0
votes

Im using MassTransit Sagas. It starts when an incoming event(AccountCreatedInWebAppEvent) does some processing and will then publish another event (SagaAccountCreatedEvent)

I have a consumer that listens to SagaAccountCreatedEvent, but in the consumer the context.CorrelationId is null if I dont set it explicitly as in the example below (return new SagaAccountCreatedEvent() {...}). Shoulnt the correlationId be included without me having to insert it into the message, by the Saga-magic? (the same goes for publishing from a consumer to Saga-"handler")
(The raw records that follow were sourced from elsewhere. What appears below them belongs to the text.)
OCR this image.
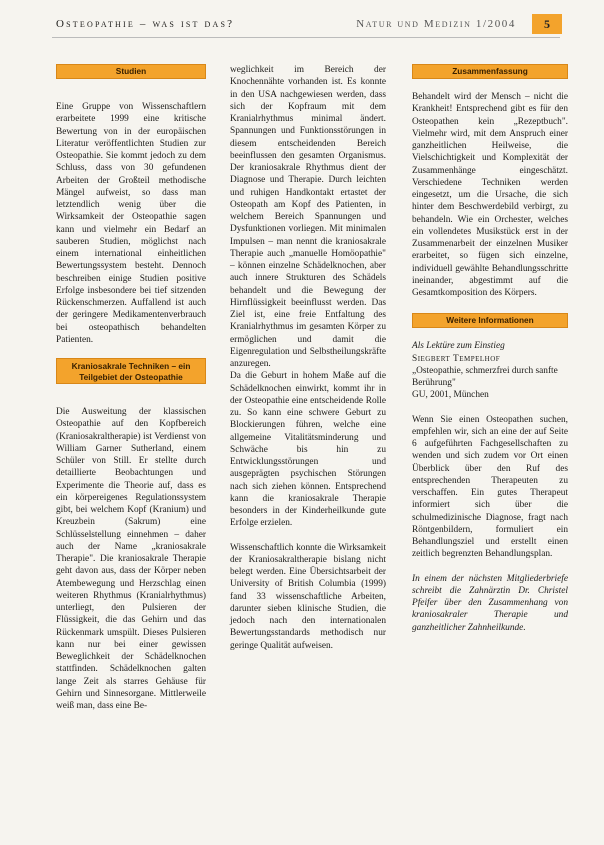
Osteopathie – was ist das?	Natur und Medizin 1/2004	5
Studien

Eine Gruppe von Wissenschaftlern erarbeitete 1999 eine kritische Bewertung von in der europäischen Literatur veröffentlichten Studien zur Osteopathie. Sie kommt jedoch zu dem Schluss, dass von 30 gefundenen Arbeiten der Großteil methodische Mängel aufweist, so dass man letztendlich wenig über die Wirksamkeit der Osteopathie sagen kann und vielmehr ein Bedarf an sauberen Studien, möglichst nach einem international einheitlichen Bewertungssystem besteht. Dennoch beschreiben einige Studien positive Erfolge insbesondere bei tief sitzenden Rückenschmerzen. Auffallend ist auch der geringere Medikamentenverbrauch bei osteopathisch behandelten Patienten.

Kraniosakrale Techniken – ein Teilgebiet der Osteopathie

Die Ausweitung der klassischen Osteopathie auf den Kopfbereich (Kraniosakraltherapie) ist Verdienst von William Garner Sutherland, einem Schüler von Still. Er stellte durch detaillierte Beobachtungen und Experimente die Theorie auf, dass es ein körpereigenes Regulationssystem gibt, bei welchem Kopf (Kranium) und Kreuzbein (Sakrum) eine Schlüsselstellung einnehmen – daher auch der Name „kraniosakrale Therapie". Die kraniosakrale Therapie geht davon aus, dass der Körper neben Atembewegung und Herzschlag einen weiteren Rhythmus (Kranialrhythmus) unterliegt, den Pulsieren der Flüssigkeit, die das Gehirn und das Rückenmark umspült. Dieses Pulsieren kann nur bei einer gewissen Beweglichkeit der Schädelknochen stattfinden. Schädelknochen galten lange Zeit als starres Gehäuse für Gehirn und Sinnesorgane. Mittlerweile weiß man, dass eine Be-

weglichkeit im Bereich der Knochennähte vorhanden ist. Es konnte in den USA nachgewiesen werden, dass sich der Kopfraum mit dem Kranialrhythmus minimal ändert. Spannungen und Funktionsstörungen in diesem entscheidenden Bereich beeinflussen den gesamten Organismus. Der kraniosakrale Rhythmus dient der Diagnose und Therapie. Durch leichten und ruhigen Handkontakt ertastet der Osteopath am Kopf des Patienten, in welchem Bereich Spannungen und Dysfunktionen vorliegen. Mit minimalen Impulsen – man nennt die kraniosakrale Therapie auch „manuelle Homöopathie" – können einzelne Schädelknochen, aber auch innere Strukturen des Schädels behandelt und die Bewegung der Hirnflüssigkeit beeinflusst werden. Das Ziel ist, eine freie Entfaltung des Kranialrhythmus im gesamten Körper zu ermöglichen und damit die Eigenregulation und Selbstheilungskräfte anzuregen.

Da die Geburt in hohem Maße auf die Schädelknochen einwirkt, kommt ihr in der Osteopathie eine entscheidende Rolle zu. So kann eine schwere Geburt zu Blockierungen führen, welche eine allgemeine Vitalitätsminderung und Schwäche bis hin zu Entwicklungsstörungen und ausgeprägten psychischen Störungen nach sich ziehen können. Entsprechend kann die kraniosakrale Therapie besonders in der Kinderheilkunde gute Erfolge erzielen.

Wissenschaftlich konnte die Wirksamkeit der Kraniosakraltherapie bislang nicht belegt werden. Eine Übersichtsarbeit der University of British Columbia (1999) fand 33 wissenschaftliche Arbeiten, darunter sieben klinische Studien, die jedoch nach den internationalen Bewertungsstandards methodisch nur geringe Qualität aufweisen.

Zusammenfassung

Behandelt wird der Mensch – nicht die Krankheit! Entsprechend gibt es für den Osteopathen kein „Rezeptbuch". Vielmehr wird, mit dem Anspruch einer ganzheitlichen Heilweise, die Vielschichtigkeit und Komplexität der Zusammenhänge eingeschätzt. Verschiedene Techniken werden eingesetzt, um die Ursache, die sich hinter dem Beschwerdebild verbirgt, zu behandeln. Wie ein Orchester, welches ein vollendetes Musikstück erst in der Zusammenarbeit der einzelnen Musiker erarbeitet, so fügen sich einzelne, individuell gewählte Behandlungsschritte ineinander, abgestimmt auf die Gesamtkomposition des Körpers.

Weitere Informationen

Als Lektüre zum Einstieg

Siegbert Tempelhof

„Osteopathie, schmerzfrei durch sanfte Berührung"

GU, 2001, München

Wenn Sie einen Osteopathen suchen, empfehlen wir, sich an eine der auf Seite 6 aufgeführten Fachgesellschaften zu wenden und sich zudem vor Ort einen Überblick über den Ruf des entsprechenden Therapeuten zu verschaffen. Ein gutes Therapeut informiert sich über die schulmedizinische Diagnose, fragt nach Röntgenbildern, formuliert ein Behandlungsziel und erstellt einen zeitlich begrenzten Behandlungsplan.

In einem der nächsten Mitgliederbriefe schreibt die Zahnärztin Dr. Christel Pfeifer über den Zusammenhang von kraniosakraler Therapie und ganzheitlicher Zahnheilkunde.
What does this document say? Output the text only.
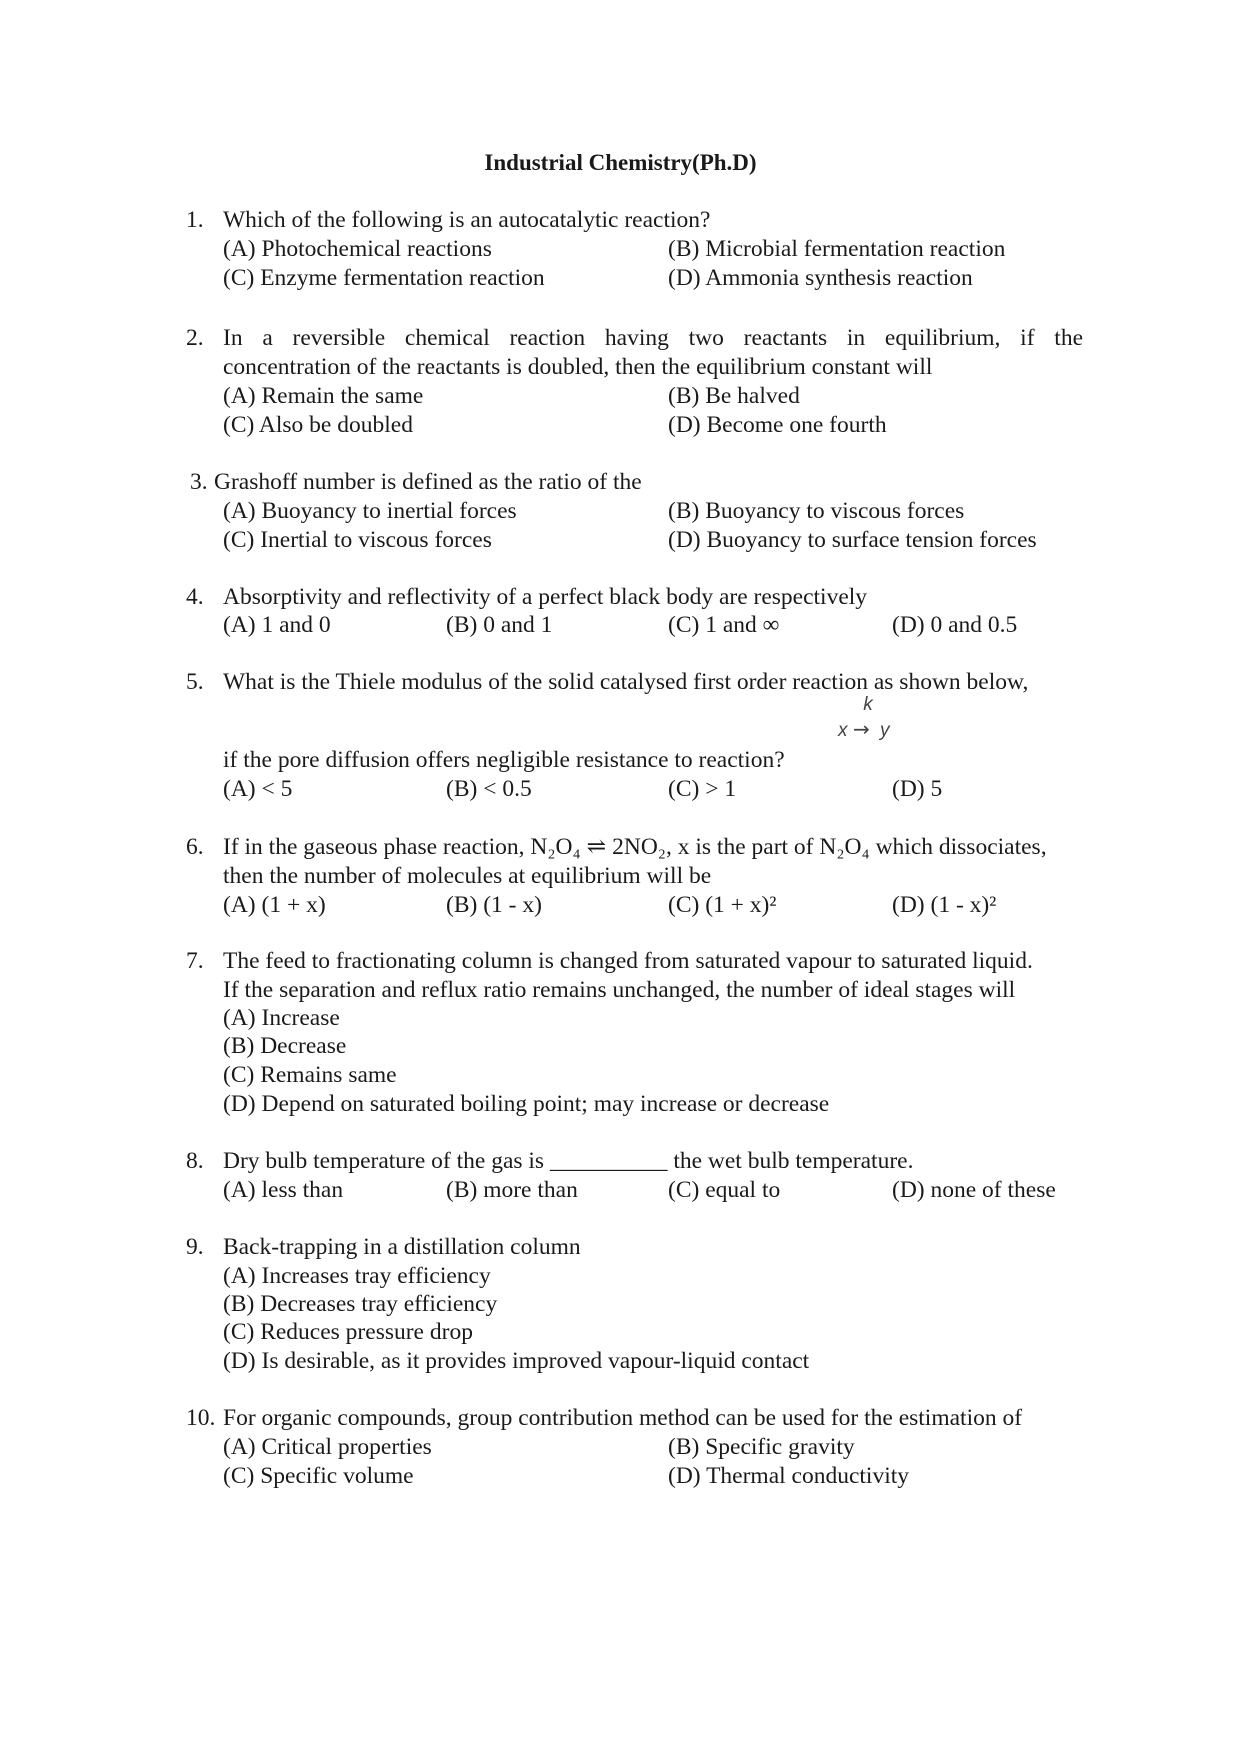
Industrial Chemistry(Ph.D)
1. Which of the following is an autocatalytic reaction?
(A) Photochemical reactions	(B) Microbial fermentation reaction
(C) Enzyme fermentation reaction	(D) Ammonia synthesis reaction
2. In a reversible chemical reaction having two reactants in equilibrium, if the
concentration of the reactants is doubled, then the equilibrium constant will
(A) Remain the same	(B) Be halved
(C) Also be doubled	(D) Become one fourth
3. Grashoff number is defined as the ratio of the
(A) Buoyancy to inertial forces	(B) Buoyancy to viscous forces
(C) Inertial to viscous forces	(D) Buoyancy to surface tension forces
4. Absorptivity and reflectivity of a perfect black body are respectively
(A) 1 and 0	(B) 0 and 1	(C) 1 and ∞	(D) 0 and 0.5
5. What is the Thiele modulus of the solid catalysed first order reaction as shown below,
k
x → y
if the pore diffusion offers negligible resistance to reaction?
(A) < 5	(B) < 0.5	(C) > 1	(D) 5
6. If in the gaseous phase reaction, N₂O₄ ⇌ 2NO₂, x is the part of N₂O₄ which dissociates,
then the number of molecules at equilibrium will be
(A) (1 + x)	(B) (1 - x)	(C) (1 + x)²	(D) (1 - x)²
7. The feed to fractionating column is changed from saturated vapour to saturated liquid.
If the separation and reflux ratio remains unchanged, the number of ideal stages will
(A) Increase
(B) Decrease
(C) Remains same
(D) Depend on saturated boiling point; may increase or decrease
8. Dry bulb temperature of the gas is __________ the wet bulb temperature.
(A) less than	(B) more than	(C) equal to	(D) none of these
9. Back-trapping in a distillation column
(A) Increases tray efficiency
(B) Decreases tray efficiency
(C) Reduces pressure drop
(D) Is desirable, as it provides improved vapour-liquid contact
10. For organic compounds, group contribution method can be used for the estimation of
(A) Critical properties	(B) Specific gravity
(C) Specific volume	(D) Thermal conductivity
InstanceState(i => i.CurrentState);
Event(() => AccountCreatedInWebAppEvent, e => e.CorrelateBy<int>(sagaState => sagaState.AccountId, context => context.Message.Account.AccountId)
                                                .SelectId(context => Guid.NewGuid()))

...

Initially(
    When(AccountCreatedInWebAppEvent)
        .Then(context =>
        {
            context.Instance.AccountId = context.Data.Account.AccountId;
            context.Instance.CreatedInWebApp = DateTime.Now; 
        })
        .TransitionTo(AccountCreatedSentOut)
        .Publish(context =>
        {
            return new SagaAccountCreatedEvent() { Account = context.Data.Account, CorrelationId = context.CorrelationId.Value };
        })

Consumer method

public async Task Consume(ConsumeContext context) {

//here context.correlationId is null

}

1

1 Answers

1
votes

Since your initial event is correlated by an int property, you are initializing the instance with SelectId(x => Guid.NewGuid()). To get that value when you publish the subsequent event, you should use context.Instance.CorrelationId as shown:

.Publish(context =>
    new SagaAccountCreatedEvent() 
    {
        Account = context.Data.Account,
        CorrelationId = context.Instance.CorrelationId
    })

The value you were using, context.CorrelationId is from the saga's consume context and is only present for events that are directly correlated by Guid using the CorrelationId.